Ferrokinetic and hematologic studies were performed using adult male Sprague-Dawley rats to determine if 12 wk of exercise training alters the delivery of iron to the red blood cell (RBC) mass, the severity of the anemia or the maximal exercise performance of moderately iron-deficient animals. Forty rats were assigned to either iron-deficient (ID) or control (CN) diets, and further subdivided into sedentary (SD) and exercised (EX) groups. Exercised groups were trained on a treadmill, at a 15% grade, 65% VO2max, for 90 min/d, 4 d/wk. After 12 wk of exercise training and dietary iron deficiency, the final body weight of IDEX rats was 90.5% that of IDSD rats.

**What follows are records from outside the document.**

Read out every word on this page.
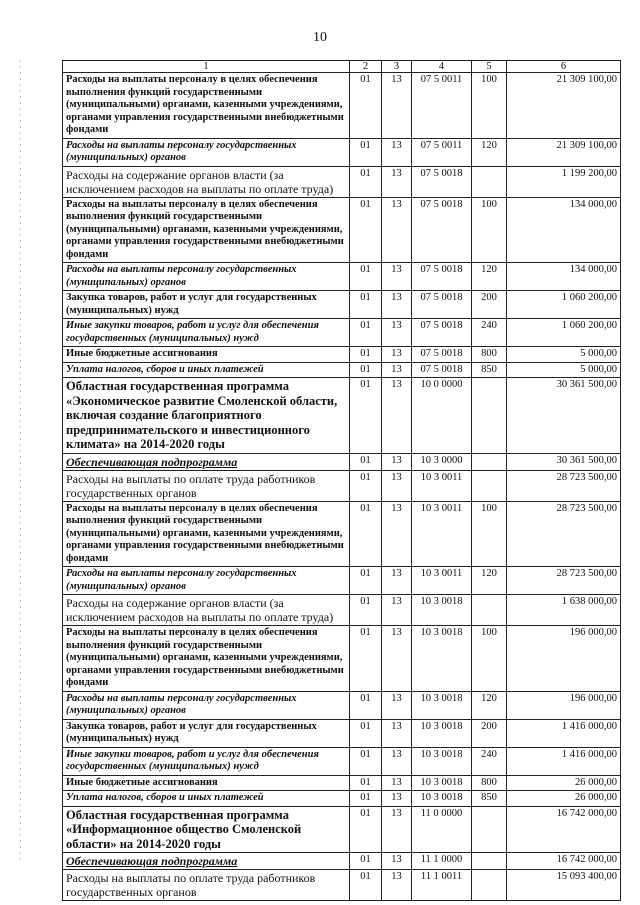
10
1	2	3	4	5	6
Расходы на выплаты персоналу в целях обеспечения выполнения функций государственными (муниципальными) органами, казенными учреждениями, органами управления государственными внебюджетными фондами	01	13	07 5 0011	100	21 309 100,00
Расходы на выплаты персоналу государственных (муниципальных) органов	01	13	07 5 0011	120	21 309 100,00
Расходы на содержание органов власти (за исключением расходов на выплаты по оплате труда)	01	13	07 5 0018		1 199 200,00
Расходы на выплаты персоналу в целях обеспечения выполнения функций государственными (муниципальными) органами, казенными учреждениями, органами управления государственными внебюджетными фондами	01	13	07 5 0018	100	134 000,00
Расходы на выплаты персоналу государственных (муниципальных) органов	01	13	07 5 0018	120	134 000,00
Закупка товаров, работ и услуг для государственных (муниципальных) нужд	01	13	07 5 0018	200	1 060 200,00
Иные закупки товаров, работ и услуг для обеспечения государственных (муниципальных) нужд	01	13	07 5 0018	240	1 060 200,00
Иные бюджетные ассигнования	01	13	07 5 0018	800	5 000,00
Уплата налогов, сборов и иных платежей	01	13	07 5 0018	850	5 000,00
Областная государственная программа «Экономическое развитие Смоленской области, включая создание благоприятного предпринимательского и инвестиционного климата» на 2014-2020 годы	01	13	10 0 0000		30 361 500,00
Обеспечивающая подпрограмма	01	13	10 3 0000		30 361 500,00
Расходы на выплаты по оплате труда работников государственных органов	01	13	10 3 0011		28 723 500,00
Расходы на выплаты персоналу в целях обеспечения выполнения функций государственными (муниципальными) органами, казенными учреждениями, органами управления государственными внебюджетными фондами	01	13	10 3 0011	100	28 723 500,00
Расходы на выплаты персоналу государственных (муниципальных) органов	01	13	10 3 0011	120	28 723 500,00
Расходы на содержание органов власти (за исключением расходов на выплаты по оплате труда)	01	13	10 3 0018		1 638 000,00
Расходы на выплаты персоналу в целях обеспечения выполнения функций государственными (муниципальными) органами, казенными учреждениями, органами управления государственными внебюджетными фондами	01	13	10 3 0018	100	196 000,00
Расходы на выплаты персоналу государственных (муниципальных) органов	01	13	10 3 0018	120	196 000,00
Закупка товаров, работ и услуг для государственных (муниципальных) нужд	01	13	10 3 0018	200	1 416 000,00
Иные закупки товаров, работ и услуг для обеспечения государственных (муниципальных) нужд	01	13	10 3 0018	240	1 416 000,00
Иные бюджетные ассигнования	01	13	10 3 0018	800	26 000,00
Уплата налогов, сборов и иных платежей	01	13	10 3 0018	850	26 000,00
Областная государственная программа «Информационное общество Смоленской области» на 2014-2020 годы	01	13	11 0 0000		16 742 000,00
Обеспечивающая подпрограмма	01	13	11 1 0000		16 742 000,00
Расходы на выплаты по оплате труда работников государственных органов	01	13	11 1 0011		15 093 400,00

Fractional plasma iron clearance in IDEX rats was 86% of that in IDSD rats (3.32 vs. 2.85%/min). Exercise training failed to increase absolute VO2max (ml/min) or change hemoglobin concentration in iron-deficient rats. Resting oxygen consumption in IDEX rats was 116% that in IDSD rats (42.8 vs. 32.5 ml.kg-1.min-1, P less than 0.05). We conclude that exercise training and iron deficiency interact to alter iron physiology in exercised, iron-deficient animals. This interaction affects the kinetic behavior of plasma iron, growth and basal oxygen consumption.